Jadi orang ganteng atau cantik itu enak. Bisa ngapain aja sesukanya..
...................✏
Hanya Dave yang tidak kelihatan di acara pentas seni pelepasan siswa kelas enam. Darimana aku tau? Apakah aku terus mencarinya? Bukan. Bukan karna aku menunggu kedatangannya, tapi karna sedari tadi Natasya merecoki telingaku dengan pertanyaan apakah aku sudah melihat Dave atau belum.
“Aku nggak lihat dia, Sya. Dari tadi kan kita bareng terus. Kalau kamu aja gak lihat, berarti aku juga begitu.”
“Udah pindah ke Jakarta dia. Kemarin bilang sama aku, titip salam buat Aileen katanya,” Iqbal akhirnya bersuara ketika mendengar Natasya sedang mencari Dave.
“Salamnya buat Aileen doang?” nada cemburu terdengar dari suara Natasya.
Iqbal hanya mengangguk. Aku segera menjawab salam Dave agar pembicaraan segera beralih.
“Lagian ngapain sih pake segala titip salam ke Aileen? Genit banget deh.”
“Ya, kan dia suka sama Aileen.”
Aku merasa biasa saja saat itu. Tidak lagi kesal seperti setiap biasanya aku mendengar namanya. Mungkin karna aku tau dia sudah tidak ada di kota ini. Bagus deh, tidak ada lagi yang akan merecoki aku.
Aku tumbuh menjadi seorang Aileen yang berbeda sejak Sekolah Menengah Pertama. Meski bukan jadi satu-satunya anak perempuan yang paling digemari di sekolah, tetapi aku punya penggemar yang lebih banyak daripada saat di Sekolah Dasar.

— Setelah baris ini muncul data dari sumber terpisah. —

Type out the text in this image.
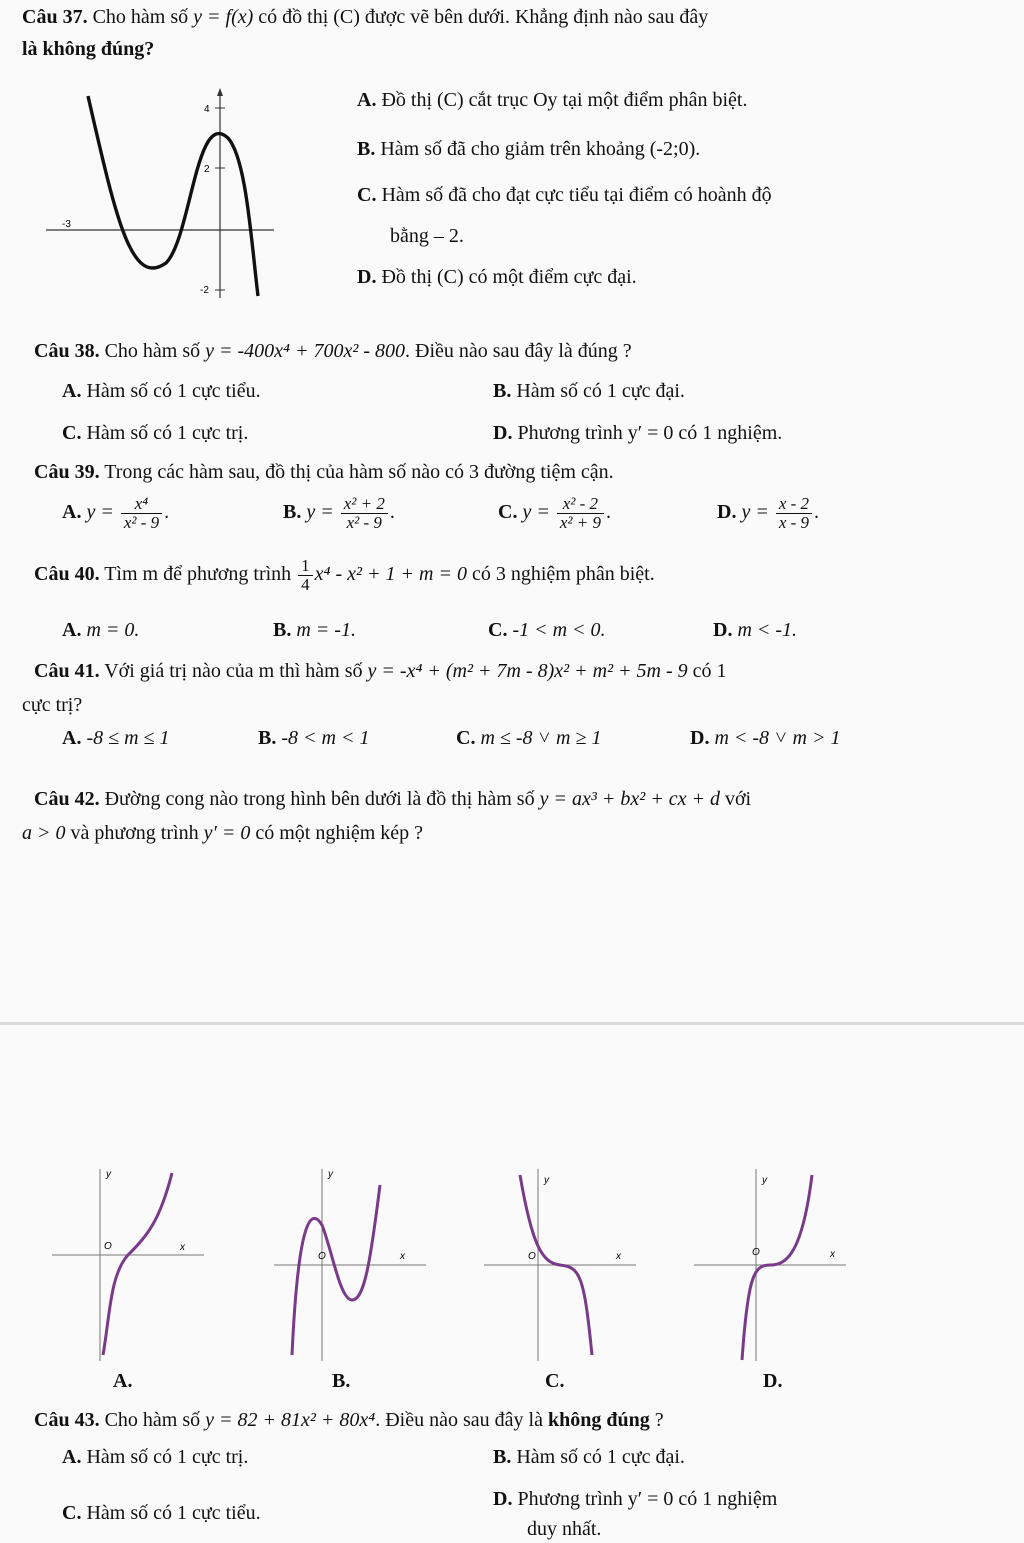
Câu 37. Cho hàm số y = f(x) có đồ thị (C) được vẽ bên dưới. Khẳng định nào sau đây
là không đúng?
4
2
-2
-3
A. Đồ thị (C) cắt trục Oy tại một điểm phân biệt.
B. Hàm số đã cho giảm trên khoảng (-2;0).
C. Hàm số đã cho đạt cực tiểu tại điểm có hoành độ
bằng – 2.
D. Đồ thị (C) có một điểm cực đại.
Câu 38. Cho hàm số y = -400x⁴ + 700x² - 800. Điều nào sau đây là đúng ?
A. Hàm số có 1 cực tiểu.	B. Hàm số có 1 cực đại.
C. Hàm số có 1 cực trị.	D. Phương trình y′ = 0 có 1 nghiệm.
Câu 39. Trong các hàm sau, đồ thị của hàm số nào có 3 đường tiệm cận.
A. $y = \frac{\text{x⁴}}{\text{x² - 9}}$ .	B. $y = \frac{\text{x² + 2}}{\text{x² - 9}}$ .	C. $y = \frac{\text{x² - 2}}{\text{x² + 9}}$ .	D. $y = \frac{x - 2}{x - 9}$ .
Câu 40. Tìm m để phương trình $\frac{1}{4} x^4 - x^2 + 1 + m = 0$ có 3 nghiệm phân biệt.
A. m = 0.	B. m = -1.	C. -1 < m < 0.	D. m < -1.
Câu 41. Với giá trị nào của m thì hàm số y = -x⁴ + (m² + 7m - 8)x² + m² + 5m - 9 có 1
cực trị?
A. -8 ≤ m ≤ 1	B. -8 < m < 1	C. m ≤ -8 ˅ m ≥ 1	D. m < -8 ˅ m > 1
Câu 42. Đường cong nào trong hình bên dưới là đồ thị hàm số y = ax³ + bx² + cx + d với
a > 0 và phương trình y′ = 0 có một nghiệm kép ?
y
x
O
y
x
O
y
x
O
y
x
O
A.	B.	C.	D.
Câu 43. Cho hàm số y = 82 + 81x² + 80x⁴. Điều nào sau đây là không đúng ?
A. Hàm số có 1 cực trị.	B. Hàm số có 1 cực đại.
C. Hàm số có 1 cực tiểu.
D. Phương trình y′ = 0 có 1 nghiệm
duy nhất.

Hal itu membuatku tumbuh menjadi gadis menyebalkan bagi sebagian orang. Aku jadi semakin pemilih dengan siapa aku berteman. Bahkan keberadaanku dan segala pemikiranku selalu sangat mempengaruhi teman-teman dekatku. Apa yang aku katakan, apa yang aku suka, dan apa yang tidak aku suka, selalu otomatis dilakukan, disukai, atau tidak disukai oleh mereka.
Menolak cowok sudah menjadi hal biasa buatku. Berpacaran juga begitu. Tapi itu hanya bagian dari senang-senang saja. Aku tidak pernah menaruh perasaan ke cowok-cowok yang pernah jadi pacarku. Biasanya ku terima kalau dia ganteng dan keren, lalu ku tolak kalau tidak begitu.

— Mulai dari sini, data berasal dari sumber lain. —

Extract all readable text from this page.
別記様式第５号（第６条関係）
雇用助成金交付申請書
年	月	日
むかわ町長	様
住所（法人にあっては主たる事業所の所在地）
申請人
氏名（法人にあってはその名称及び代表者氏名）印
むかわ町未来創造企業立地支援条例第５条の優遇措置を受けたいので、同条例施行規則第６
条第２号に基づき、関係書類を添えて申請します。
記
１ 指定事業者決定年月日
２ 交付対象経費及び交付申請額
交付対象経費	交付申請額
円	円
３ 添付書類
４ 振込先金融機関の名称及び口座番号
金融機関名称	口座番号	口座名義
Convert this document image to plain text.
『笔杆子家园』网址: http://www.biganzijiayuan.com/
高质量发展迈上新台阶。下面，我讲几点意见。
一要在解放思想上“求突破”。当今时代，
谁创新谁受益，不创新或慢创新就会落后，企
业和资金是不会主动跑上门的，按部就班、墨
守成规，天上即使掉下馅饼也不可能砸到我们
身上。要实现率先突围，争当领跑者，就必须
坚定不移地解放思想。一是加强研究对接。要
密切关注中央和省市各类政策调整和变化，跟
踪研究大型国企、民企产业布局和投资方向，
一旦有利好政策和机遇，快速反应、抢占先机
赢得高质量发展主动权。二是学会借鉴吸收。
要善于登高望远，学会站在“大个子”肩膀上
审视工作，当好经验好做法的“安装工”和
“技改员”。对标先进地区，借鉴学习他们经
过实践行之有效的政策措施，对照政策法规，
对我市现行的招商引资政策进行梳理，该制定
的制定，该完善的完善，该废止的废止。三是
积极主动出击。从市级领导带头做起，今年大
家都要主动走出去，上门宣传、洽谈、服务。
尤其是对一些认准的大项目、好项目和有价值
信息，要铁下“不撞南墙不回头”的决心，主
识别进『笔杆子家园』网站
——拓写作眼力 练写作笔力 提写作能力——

Hari ini ada anak baru dengan penampilan paling berbeda masuk ke kelasku. Kedatangannya berhasil membuat seluruh pasang mata terfokus padanya, membuat penilaian masing-masing tentang cowok itu. Termasuk aku.
Tinggi. Badan atletis. Memakai seragam yang kelewat rapi. Kemeja warna putih seperti baru saja keluar dari toko, dengan dasi menggantung di kera. Juga sepatu warna hitam yang terlihat bersih.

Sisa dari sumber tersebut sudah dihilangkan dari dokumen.